The Beannchor Group is synonymous with innovation and over the past couple of decades its portfolio has grown significantly.

But it’s in the blood — and what Luke recalls from childhood is exploring empty bars, taking on roles like glass collecting and cleaning before working his way up to managerial posts.

“My childhood is probably what you would expect it to be. We grew up in pubs and that’s sort of my fondest memories.

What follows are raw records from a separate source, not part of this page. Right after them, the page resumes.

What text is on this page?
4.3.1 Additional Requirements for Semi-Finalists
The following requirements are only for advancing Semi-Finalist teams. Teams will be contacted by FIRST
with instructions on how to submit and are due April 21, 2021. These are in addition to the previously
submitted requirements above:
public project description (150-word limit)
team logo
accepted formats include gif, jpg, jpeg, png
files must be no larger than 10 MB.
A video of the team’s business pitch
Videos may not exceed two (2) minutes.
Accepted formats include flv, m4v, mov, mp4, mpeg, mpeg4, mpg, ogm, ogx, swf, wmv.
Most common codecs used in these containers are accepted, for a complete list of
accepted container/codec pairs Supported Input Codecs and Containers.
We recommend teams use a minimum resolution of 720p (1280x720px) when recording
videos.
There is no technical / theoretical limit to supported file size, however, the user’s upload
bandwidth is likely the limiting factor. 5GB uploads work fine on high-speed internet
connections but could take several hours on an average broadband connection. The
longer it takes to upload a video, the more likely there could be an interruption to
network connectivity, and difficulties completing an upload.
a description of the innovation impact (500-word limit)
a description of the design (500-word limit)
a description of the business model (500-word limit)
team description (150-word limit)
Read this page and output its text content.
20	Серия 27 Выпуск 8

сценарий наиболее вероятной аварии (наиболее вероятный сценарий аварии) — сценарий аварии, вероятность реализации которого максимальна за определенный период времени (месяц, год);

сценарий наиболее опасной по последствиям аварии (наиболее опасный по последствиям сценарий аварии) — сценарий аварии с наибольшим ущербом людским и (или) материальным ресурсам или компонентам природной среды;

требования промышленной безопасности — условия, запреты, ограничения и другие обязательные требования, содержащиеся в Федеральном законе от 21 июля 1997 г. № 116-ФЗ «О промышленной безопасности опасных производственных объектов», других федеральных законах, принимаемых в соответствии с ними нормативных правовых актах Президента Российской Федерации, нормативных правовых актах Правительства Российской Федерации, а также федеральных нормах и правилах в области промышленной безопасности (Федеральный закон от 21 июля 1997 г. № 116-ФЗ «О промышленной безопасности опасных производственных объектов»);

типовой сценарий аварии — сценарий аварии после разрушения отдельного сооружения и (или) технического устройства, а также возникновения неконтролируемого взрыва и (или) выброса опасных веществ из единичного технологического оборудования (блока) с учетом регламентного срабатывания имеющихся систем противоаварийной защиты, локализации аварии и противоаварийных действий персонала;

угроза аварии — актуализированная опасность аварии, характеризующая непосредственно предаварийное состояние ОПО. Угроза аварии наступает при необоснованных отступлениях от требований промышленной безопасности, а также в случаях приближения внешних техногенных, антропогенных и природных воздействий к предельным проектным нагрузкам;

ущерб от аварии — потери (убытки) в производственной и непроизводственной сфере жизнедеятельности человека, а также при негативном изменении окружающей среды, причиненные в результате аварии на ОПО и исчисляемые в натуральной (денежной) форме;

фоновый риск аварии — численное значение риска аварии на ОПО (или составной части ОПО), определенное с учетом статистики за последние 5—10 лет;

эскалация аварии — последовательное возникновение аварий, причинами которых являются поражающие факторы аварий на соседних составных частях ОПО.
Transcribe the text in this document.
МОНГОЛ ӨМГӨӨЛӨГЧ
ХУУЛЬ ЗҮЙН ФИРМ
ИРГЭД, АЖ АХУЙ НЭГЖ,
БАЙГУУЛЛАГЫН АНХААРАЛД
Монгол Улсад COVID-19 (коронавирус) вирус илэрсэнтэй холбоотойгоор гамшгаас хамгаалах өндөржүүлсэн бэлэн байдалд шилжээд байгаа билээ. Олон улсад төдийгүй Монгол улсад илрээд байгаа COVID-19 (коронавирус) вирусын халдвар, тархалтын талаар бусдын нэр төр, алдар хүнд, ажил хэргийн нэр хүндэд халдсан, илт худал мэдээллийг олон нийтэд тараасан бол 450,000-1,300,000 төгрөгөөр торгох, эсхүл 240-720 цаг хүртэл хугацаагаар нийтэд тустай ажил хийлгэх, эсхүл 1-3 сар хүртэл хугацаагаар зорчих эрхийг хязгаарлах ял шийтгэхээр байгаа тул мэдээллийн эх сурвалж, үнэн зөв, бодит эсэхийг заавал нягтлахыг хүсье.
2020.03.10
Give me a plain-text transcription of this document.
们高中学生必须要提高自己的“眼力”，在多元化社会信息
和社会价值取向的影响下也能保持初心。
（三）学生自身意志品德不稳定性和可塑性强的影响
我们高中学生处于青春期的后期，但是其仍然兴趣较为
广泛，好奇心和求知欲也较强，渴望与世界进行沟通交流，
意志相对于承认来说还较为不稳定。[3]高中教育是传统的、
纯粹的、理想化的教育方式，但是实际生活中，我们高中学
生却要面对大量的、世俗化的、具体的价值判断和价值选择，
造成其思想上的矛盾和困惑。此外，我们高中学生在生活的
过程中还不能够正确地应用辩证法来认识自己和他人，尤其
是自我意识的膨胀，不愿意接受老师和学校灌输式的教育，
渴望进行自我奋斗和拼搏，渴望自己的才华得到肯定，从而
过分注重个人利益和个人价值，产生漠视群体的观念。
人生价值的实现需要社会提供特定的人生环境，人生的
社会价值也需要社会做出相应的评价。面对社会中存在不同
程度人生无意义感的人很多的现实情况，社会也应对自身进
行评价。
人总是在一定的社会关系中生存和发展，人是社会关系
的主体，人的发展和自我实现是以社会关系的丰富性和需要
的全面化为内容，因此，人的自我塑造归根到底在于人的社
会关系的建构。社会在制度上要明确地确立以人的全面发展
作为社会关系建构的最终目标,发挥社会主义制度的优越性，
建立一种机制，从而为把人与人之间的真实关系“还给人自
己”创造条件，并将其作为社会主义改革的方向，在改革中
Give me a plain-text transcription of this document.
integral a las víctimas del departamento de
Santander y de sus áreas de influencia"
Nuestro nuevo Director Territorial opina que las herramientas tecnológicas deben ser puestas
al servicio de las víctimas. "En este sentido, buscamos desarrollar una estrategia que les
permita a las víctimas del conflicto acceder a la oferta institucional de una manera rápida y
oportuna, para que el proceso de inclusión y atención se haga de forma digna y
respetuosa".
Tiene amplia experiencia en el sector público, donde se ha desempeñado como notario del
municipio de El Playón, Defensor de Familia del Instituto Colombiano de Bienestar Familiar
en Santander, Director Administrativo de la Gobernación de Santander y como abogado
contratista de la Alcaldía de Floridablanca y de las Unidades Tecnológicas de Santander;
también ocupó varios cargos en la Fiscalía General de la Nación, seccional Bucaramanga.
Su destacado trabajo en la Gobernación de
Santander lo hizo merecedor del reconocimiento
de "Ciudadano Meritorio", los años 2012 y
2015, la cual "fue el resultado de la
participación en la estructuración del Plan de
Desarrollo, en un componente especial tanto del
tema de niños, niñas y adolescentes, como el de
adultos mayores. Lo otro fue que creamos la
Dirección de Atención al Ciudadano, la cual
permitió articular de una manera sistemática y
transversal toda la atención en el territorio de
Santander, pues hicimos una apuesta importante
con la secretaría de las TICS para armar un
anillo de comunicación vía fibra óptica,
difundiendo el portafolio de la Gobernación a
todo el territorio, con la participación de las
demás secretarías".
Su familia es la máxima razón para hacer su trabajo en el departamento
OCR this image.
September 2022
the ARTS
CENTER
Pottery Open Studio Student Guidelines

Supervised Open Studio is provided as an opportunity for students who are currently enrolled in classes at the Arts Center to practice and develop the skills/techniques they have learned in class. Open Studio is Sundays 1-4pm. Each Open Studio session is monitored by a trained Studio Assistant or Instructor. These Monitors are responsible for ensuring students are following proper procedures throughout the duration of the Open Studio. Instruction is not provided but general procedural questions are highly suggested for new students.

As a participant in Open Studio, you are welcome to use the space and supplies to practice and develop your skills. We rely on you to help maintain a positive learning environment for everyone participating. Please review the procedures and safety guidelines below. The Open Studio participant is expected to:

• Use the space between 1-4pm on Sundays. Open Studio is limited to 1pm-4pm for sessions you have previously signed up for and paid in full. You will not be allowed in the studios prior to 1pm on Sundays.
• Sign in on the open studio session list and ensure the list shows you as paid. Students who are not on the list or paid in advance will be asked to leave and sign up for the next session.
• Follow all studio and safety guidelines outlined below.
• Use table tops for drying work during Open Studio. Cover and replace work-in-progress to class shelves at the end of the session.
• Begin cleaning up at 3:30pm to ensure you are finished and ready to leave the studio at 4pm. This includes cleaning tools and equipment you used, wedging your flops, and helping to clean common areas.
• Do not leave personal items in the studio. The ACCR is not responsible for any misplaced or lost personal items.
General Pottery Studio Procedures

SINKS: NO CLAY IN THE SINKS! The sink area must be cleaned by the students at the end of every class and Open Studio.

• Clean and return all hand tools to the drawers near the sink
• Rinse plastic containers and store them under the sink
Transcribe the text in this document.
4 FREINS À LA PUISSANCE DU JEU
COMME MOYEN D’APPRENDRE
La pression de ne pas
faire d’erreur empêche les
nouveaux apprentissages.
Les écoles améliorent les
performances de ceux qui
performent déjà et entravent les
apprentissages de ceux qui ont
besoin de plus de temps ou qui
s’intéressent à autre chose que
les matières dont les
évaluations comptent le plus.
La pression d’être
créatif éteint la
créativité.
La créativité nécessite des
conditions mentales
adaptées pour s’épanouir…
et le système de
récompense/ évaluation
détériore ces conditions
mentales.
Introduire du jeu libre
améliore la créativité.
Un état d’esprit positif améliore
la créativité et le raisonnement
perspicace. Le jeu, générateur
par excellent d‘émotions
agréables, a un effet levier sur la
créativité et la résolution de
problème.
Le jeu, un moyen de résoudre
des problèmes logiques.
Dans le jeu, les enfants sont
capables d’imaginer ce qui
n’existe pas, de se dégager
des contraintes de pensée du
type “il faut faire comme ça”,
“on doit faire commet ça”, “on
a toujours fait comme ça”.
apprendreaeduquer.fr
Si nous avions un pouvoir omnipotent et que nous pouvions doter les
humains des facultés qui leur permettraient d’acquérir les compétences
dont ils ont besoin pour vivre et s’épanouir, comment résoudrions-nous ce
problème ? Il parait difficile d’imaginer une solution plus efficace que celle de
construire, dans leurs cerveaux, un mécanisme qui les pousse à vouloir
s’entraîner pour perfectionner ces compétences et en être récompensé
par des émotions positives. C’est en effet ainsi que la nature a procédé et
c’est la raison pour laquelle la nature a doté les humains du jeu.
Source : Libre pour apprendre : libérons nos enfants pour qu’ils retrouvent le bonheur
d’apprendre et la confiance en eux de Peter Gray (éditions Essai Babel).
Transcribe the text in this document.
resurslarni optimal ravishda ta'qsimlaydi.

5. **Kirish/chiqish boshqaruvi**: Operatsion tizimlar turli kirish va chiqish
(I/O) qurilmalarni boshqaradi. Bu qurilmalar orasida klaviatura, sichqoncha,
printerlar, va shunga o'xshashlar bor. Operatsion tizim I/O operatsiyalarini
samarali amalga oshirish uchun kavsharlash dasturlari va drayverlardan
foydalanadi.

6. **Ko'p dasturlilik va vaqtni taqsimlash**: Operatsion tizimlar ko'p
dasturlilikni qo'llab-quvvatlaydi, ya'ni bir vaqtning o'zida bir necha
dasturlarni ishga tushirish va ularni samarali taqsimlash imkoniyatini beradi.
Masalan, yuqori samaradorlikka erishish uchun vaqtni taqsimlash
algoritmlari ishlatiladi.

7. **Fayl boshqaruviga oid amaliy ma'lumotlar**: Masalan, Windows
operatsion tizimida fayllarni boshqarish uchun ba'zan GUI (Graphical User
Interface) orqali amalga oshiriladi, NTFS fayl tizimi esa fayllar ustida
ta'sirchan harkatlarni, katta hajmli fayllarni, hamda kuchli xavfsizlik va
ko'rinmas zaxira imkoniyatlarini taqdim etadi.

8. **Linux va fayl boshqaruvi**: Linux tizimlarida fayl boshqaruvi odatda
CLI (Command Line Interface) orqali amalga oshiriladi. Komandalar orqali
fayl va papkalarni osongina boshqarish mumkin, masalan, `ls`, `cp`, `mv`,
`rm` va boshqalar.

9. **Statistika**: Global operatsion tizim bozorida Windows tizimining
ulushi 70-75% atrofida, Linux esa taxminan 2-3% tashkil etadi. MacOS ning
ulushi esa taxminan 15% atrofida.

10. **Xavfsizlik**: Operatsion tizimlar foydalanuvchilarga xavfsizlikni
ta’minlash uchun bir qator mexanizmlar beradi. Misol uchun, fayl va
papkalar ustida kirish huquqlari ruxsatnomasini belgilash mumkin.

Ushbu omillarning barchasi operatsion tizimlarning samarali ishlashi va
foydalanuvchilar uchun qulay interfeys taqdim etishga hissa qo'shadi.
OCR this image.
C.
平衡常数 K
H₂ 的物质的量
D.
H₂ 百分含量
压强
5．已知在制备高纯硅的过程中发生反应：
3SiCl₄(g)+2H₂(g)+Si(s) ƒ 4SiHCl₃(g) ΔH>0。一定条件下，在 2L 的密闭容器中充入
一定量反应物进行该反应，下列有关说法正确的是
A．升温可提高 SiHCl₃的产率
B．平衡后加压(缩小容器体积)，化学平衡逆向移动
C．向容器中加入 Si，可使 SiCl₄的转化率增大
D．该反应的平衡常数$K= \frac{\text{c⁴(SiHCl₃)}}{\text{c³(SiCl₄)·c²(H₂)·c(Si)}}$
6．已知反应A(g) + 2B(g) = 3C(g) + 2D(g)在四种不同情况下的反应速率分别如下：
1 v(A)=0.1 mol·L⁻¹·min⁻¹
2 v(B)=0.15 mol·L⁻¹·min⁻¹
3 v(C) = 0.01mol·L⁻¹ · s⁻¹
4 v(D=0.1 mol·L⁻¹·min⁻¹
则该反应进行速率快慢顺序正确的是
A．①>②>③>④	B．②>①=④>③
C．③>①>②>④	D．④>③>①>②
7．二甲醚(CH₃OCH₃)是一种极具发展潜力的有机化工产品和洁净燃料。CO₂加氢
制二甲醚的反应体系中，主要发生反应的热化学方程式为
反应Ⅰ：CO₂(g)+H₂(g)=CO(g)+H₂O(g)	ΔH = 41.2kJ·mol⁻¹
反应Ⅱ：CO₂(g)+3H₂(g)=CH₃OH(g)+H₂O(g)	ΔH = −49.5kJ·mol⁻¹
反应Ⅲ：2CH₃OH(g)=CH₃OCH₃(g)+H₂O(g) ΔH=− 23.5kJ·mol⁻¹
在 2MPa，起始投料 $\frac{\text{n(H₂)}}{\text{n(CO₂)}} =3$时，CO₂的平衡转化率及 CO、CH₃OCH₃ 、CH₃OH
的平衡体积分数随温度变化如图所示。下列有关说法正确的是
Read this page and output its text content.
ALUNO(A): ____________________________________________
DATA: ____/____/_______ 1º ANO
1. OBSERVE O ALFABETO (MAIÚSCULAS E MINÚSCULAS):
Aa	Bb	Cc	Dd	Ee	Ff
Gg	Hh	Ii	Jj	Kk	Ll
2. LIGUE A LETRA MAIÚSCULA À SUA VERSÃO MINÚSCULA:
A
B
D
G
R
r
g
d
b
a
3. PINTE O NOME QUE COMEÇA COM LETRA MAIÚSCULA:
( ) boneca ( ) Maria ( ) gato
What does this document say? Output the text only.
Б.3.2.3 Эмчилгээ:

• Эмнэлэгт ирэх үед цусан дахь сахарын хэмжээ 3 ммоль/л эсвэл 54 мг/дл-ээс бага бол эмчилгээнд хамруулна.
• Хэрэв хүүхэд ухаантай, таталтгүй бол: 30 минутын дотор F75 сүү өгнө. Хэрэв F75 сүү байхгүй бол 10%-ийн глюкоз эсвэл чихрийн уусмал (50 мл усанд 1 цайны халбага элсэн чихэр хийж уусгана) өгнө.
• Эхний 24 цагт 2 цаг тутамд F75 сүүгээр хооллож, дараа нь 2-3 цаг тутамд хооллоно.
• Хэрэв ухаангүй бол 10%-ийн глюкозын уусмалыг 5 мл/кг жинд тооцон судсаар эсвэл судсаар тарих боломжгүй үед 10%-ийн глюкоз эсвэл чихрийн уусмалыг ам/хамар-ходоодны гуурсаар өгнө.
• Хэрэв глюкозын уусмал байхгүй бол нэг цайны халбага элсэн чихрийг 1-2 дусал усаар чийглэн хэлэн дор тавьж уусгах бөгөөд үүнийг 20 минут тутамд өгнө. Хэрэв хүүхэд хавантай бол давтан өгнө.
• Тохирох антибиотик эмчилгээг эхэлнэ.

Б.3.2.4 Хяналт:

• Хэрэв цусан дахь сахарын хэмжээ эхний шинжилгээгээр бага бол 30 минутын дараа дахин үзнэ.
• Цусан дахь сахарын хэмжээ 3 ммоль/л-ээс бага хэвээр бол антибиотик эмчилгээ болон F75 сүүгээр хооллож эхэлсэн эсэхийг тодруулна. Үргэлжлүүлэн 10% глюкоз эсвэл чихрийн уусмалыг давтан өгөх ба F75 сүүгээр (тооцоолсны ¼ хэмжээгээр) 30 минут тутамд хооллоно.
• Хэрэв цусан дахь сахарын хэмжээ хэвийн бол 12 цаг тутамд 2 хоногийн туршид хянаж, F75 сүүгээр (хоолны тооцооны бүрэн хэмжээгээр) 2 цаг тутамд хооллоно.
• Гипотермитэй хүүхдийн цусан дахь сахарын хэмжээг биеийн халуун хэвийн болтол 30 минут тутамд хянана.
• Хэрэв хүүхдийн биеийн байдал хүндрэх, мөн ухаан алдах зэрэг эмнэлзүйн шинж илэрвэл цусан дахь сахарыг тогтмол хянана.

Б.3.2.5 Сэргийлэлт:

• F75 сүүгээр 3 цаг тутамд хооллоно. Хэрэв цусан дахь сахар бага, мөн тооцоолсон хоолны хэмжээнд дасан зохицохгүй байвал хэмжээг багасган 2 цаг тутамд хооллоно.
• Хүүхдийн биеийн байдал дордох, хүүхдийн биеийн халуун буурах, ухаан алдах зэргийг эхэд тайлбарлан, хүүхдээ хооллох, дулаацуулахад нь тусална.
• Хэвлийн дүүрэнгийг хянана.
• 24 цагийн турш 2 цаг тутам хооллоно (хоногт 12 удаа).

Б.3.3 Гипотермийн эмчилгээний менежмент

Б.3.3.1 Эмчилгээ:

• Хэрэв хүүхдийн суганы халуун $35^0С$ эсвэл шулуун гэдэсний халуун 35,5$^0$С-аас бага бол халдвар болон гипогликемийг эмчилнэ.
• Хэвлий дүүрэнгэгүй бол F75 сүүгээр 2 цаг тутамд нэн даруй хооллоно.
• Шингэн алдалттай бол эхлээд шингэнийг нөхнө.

We grew up in the trade,” he adds.

Luke’s older brother Conal looks after Bullitt Hotel, while Bill is managing director of the entire Beannchor Group which operates the Merchant and Bullitt hotels, bars The National and The Cloth Ear, Ollies Nightclub and The Hillside in Hillsborough, and more.

“I remember always being in the bars we used to have in Bangor before and after school and at weekends,” recalls Luke.

“On Saturdays we would help the cleaners and my brother and I would do the bottle bins. It was a proper family business.”

He says his father always instilled a work ethic from a young age, but adds: “I didn’t see it like that. It was fun. We met so many different characters and while my friends thought it was weird, it was normal to me to go to the pub and get a bit of pocket money.”

Today he’s filled with nostalgia when he sees his eight-year-old sister Caoilinn live the childhood he reflects on so fondly.

“We purchased the Ulster Sports Club next to the Merchant and I saw her filling up a bag with loads of wonderful things from the pub to bring back home and it brings back memories of running around pubs before they were stripped out.”

Luke went to school at Ballyholme Primary and Bangor Grammar and then completed a catering and hospitality and hotel management course at college.

“If I’m honest I didn’t take that course as seriously as I should have but I’ve been in employment from a young age, cleaning pubs, doing the bottles and at 13 I was a glass collector in the Boom Boom Rooms,” he admits.

“It seems crazy but I wouldn’t have it any other way.”

Luke is so passionate about the trade that he struggles to think what he would be doing if he wasn’t part of a successful hospitality family.

He says: “It’s so hard to picture myself doing anything different. It’s all I’ve ever known and nothing else has interested me. I love being out and about and in hospitality every day.”